With only one of its three drivers in the top 20 in points and the other two outside the top 25, this has been a forgettable year for Roush Fenway Racing so far.

Greg Biffle, Ricky Stenhouse Jr. and Trevor Bayne have combined for six top-10 finishes this season.

Bayne told the Detroit Free Press that the organization’s struggles are related to its computer simulation program.

“I think there are a lot of things people don’t know behind the scenes that we’ve been working on at Roush Fenway Racing,” said Bayne in the Detroit Free Press. “And part of that is our simulation tool, right. With not being able to test, you can’t go and change a spring or a control arm, and see if the car goes faster. You’ve got to type it into your computer and see what the computer tells you to do.

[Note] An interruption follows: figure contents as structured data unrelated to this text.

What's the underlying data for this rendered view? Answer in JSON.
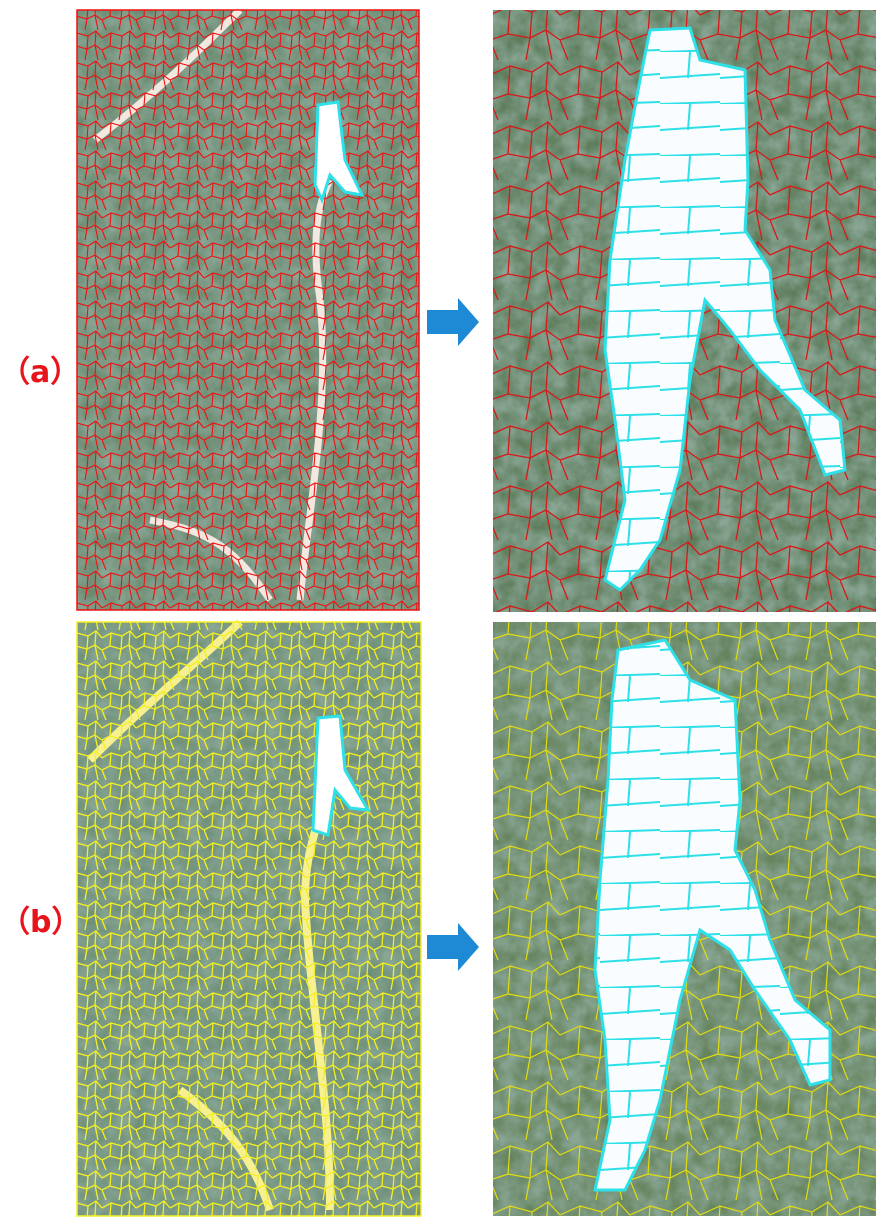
{
  "labels": {
    "a": "（a）",
    "b": "（b）"
  }
}
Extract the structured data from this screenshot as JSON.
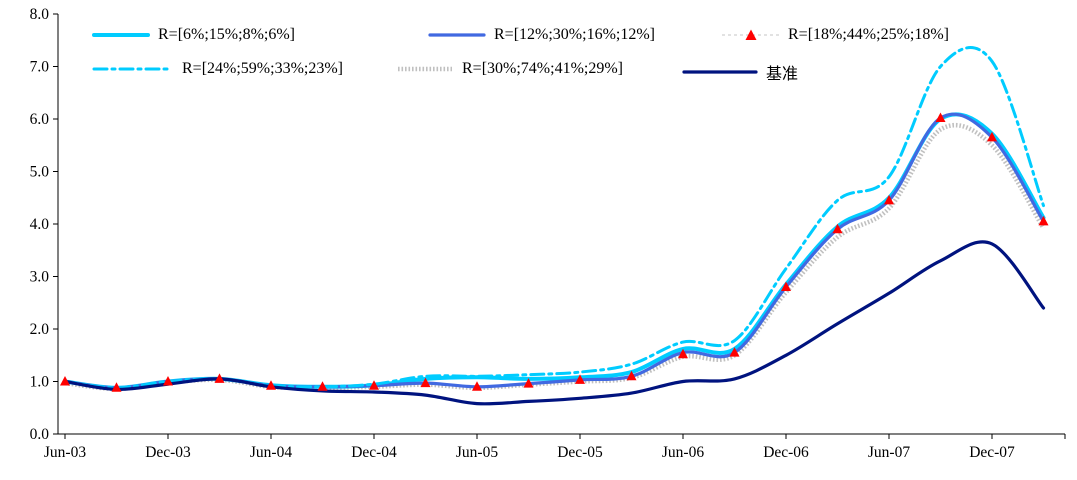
{
  "chart_data": {
    "type": "line",
    "title": "",
    "xlabel": "",
    "ylabel": "",
    "ylim": [
      0,
      8
    ],
    "y_tick_step": 1,
    "y_tick_labels": [
      "0.0",
      "1.0",
      "2.0",
      "3.0",
      "4.0",
      "5.0",
      "6.0",
      "7.0",
      "8.0"
    ],
    "x_tick_labels": [
      "Jun-03",
      "Dec-03",
      "Jun-04",
      "Dec-04",
      "Jun-05",
      "Dec-05",
      "Jun-06",
      "Dec-06",
      "Jun-07",
      "Dec-07"
    ],
    "categories": [
      "Jun-03",
      "Sep-03",
      "Dec-03",
      "Mar-04",
      "Jun-04",
      "Sep-04",
      "Dec-04",
      "Mar-05",
      "Jun-05",
      "Sep-05",
      "Dec-05",
      "Mar-06",
      "Jun-06",
      "Sep-06",
      "Dec-06",
      "Mar-07",
      "Jun-07",
      "Sep-07",
      "Dec-07",
      "Mar-08"
    ],
    "grid": false,
    "legend_position": "top-left-inside",
    "axis_color": "#000000",
    "series": [
      {
        "name": "R=[6%;15%;8%;6%]",
        "color": "#00CCFF",
        "style": "solid",
        "width": 4,
        "values": [
          1.0,
          0.88,
          1.0,
          1.05,
          0.93,
          0.9,
          0.93,
          1.05,
          1.08,
          1.05,
          1.08,
          1.18,
          1.62,
          1.62,
          2.85,
          3.95,
          4.5,
          6.0,
          5.72,
          4.12
        ]
      },
      {
        "name": "R=[12%;30%;16%;12%]",
        "color": "#4169E1",
        "style": "solid",
        "width": 3.2,
        "values": [
          1.0,
          0.88,
          1.0,
          1.05,
          0.92,
          0.9,
          0.92,
          0.97,
          0.9,
          0.96,
          1.03,
          1.1,
          1.55,
          1.55,
          2.8,
          3.9,
          4.45,
          6.02,
          5.65,
          4.05
        ]
      },
      {
        "name": "R=[18%;44%;25%;18%]",
        "color": "#FF0000",
        "style": "markers-triangle",
        "width": 0,
        "values": [
          1.0,
          0.88,
          1.0,
          1.05,
          0.92,
          0.9,
          0.92,
          0.97,
          0.9,
          0.96,
          1.03,
          1.1,
          1.52,
          1.55,
          2.8,
          3.9,
          4.45,
          6.02,
          5.65,
          4.05
        ]
      },
      {
        "name": "R=[24%;59%;33%;23%]",
        "color": "#00CCFF",
        "style": "dash-dot",
        "width": 3,
        "values": [
          1.0,
          0.88,
          1.0,
          1.05,
          0.92,
          0.9,
          0.95,
          1.1,
          1.1,
          1.13,
          1.18,
          1.33,
          1.75,
          1.78,
          3.15,
          4.45,
          4.9,
          7.0,
          7.1,
          4.35
        ]
      },
      {
        "name": "R=[30%;74%;41%;29%]",
        "color": "#C0C0C0",
        "style": "dotted-thick",
        "width": 4.6,
        "values": [
          0.97,
          0.86,
          0.98,
          1.03,
          0.9,
          0.88,
          0.9,
          0.94,
          0.88,
          0.94,
          1.0,
          1.07,
          1.47,
          1.5,
          2.7,
          3.75,
          4.3,
          5.8,
          5.5,
          3.92
        ]
      },
      {
        "name": "基准",
        "color": "#00137F",
        "style": "solid",
        "width": 3.2,
        "values": [
          1.0,
          0.85,
          0.95,
          1.05,
          0.9,
          0.82,
          0.8,
          0.74,
          0.58,
          0.62,
          0.68,
          0.78,
          1.0,
          1.05,
          1.5,
          2.1,
          2.68,
          3.3,
          3.62,
          2.4
        ]
      }
    ]
  }
}
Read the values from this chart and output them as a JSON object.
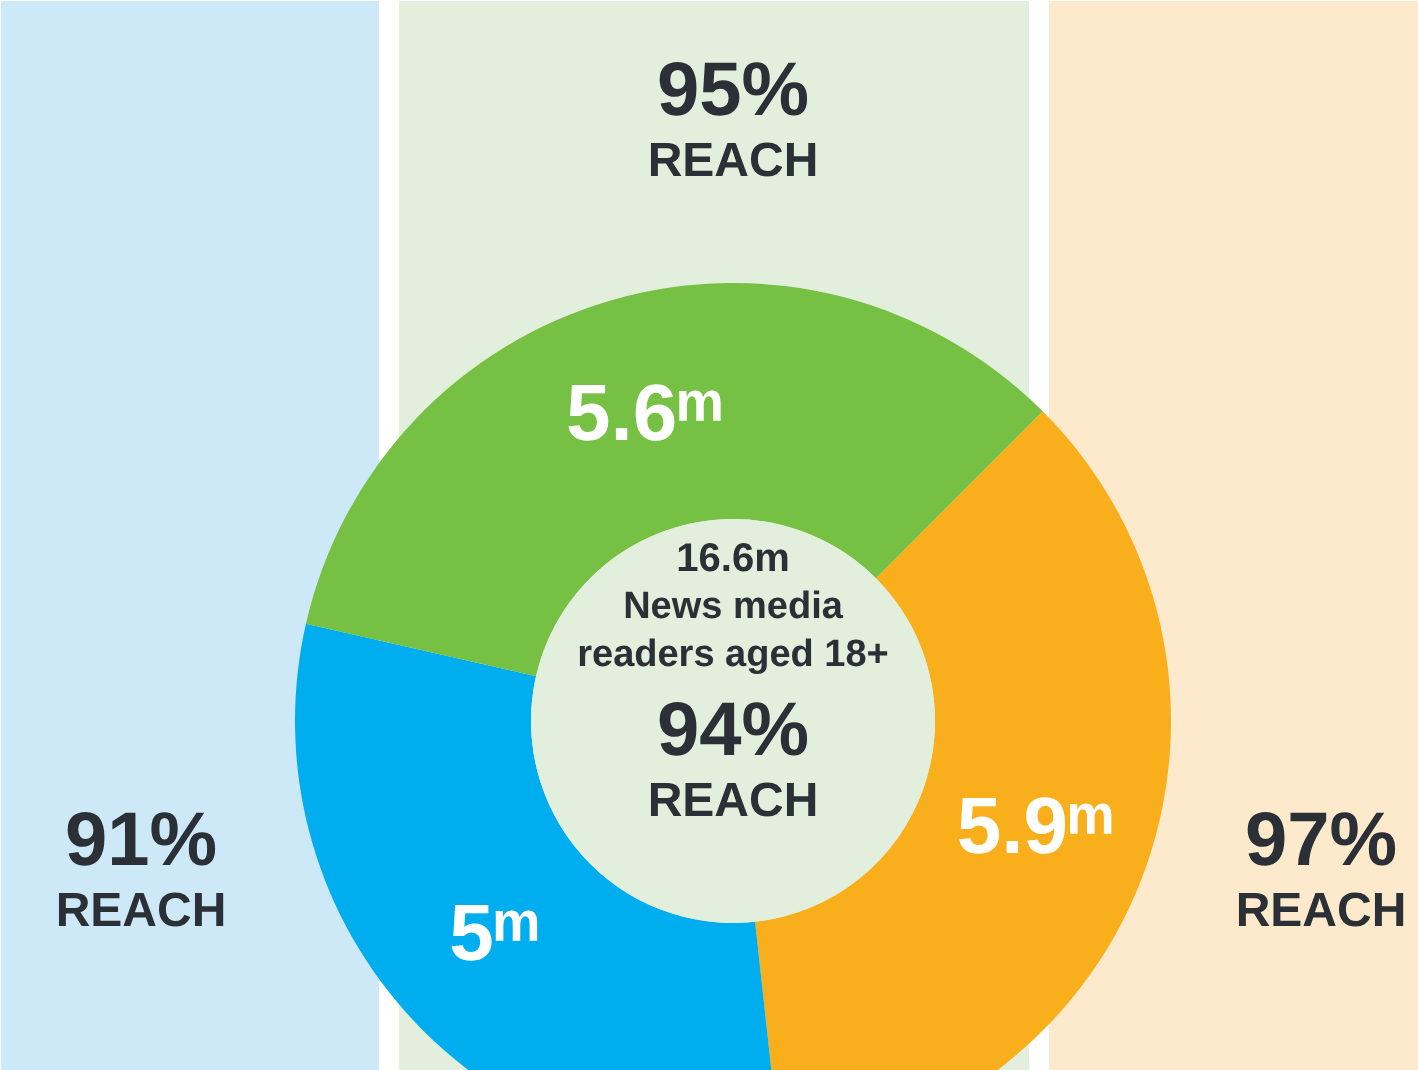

“We are using all the tools the best that we can, but some of our tools are broken and we are trying to fix that. We are three to four years behind on some of our simulation tools from some of the teams who have been working on it longer. So, we realize that we are at the end of the road with the current tool we had going into the season and we knew we needed to have a tool with more capabilities.

“It takes time to develop … but I think our cars will be fast again.”

So is Ford providing Team Penske - which has had Joey Logano and Brad Keselowski each win a race this season and rank in the top six in points - with better tools?

“I think Ford is supporting both teams as much as possible,” Bayne told the newspaper. “I think Ford is a great partner of ours. As I’ve said, Penske was one of those teams that had a different software, different capabilities than we had with our simulation tools and are three to four years ahead with that.”

In April, car owner Jack Roush discussed with NASCAR Talk what his organization was using for its computer simulation program.

In 2010, Roush cited issues with computer simulation for his organization’s struggles that season. Roush cars won four races that season with three drivers in the top six in points.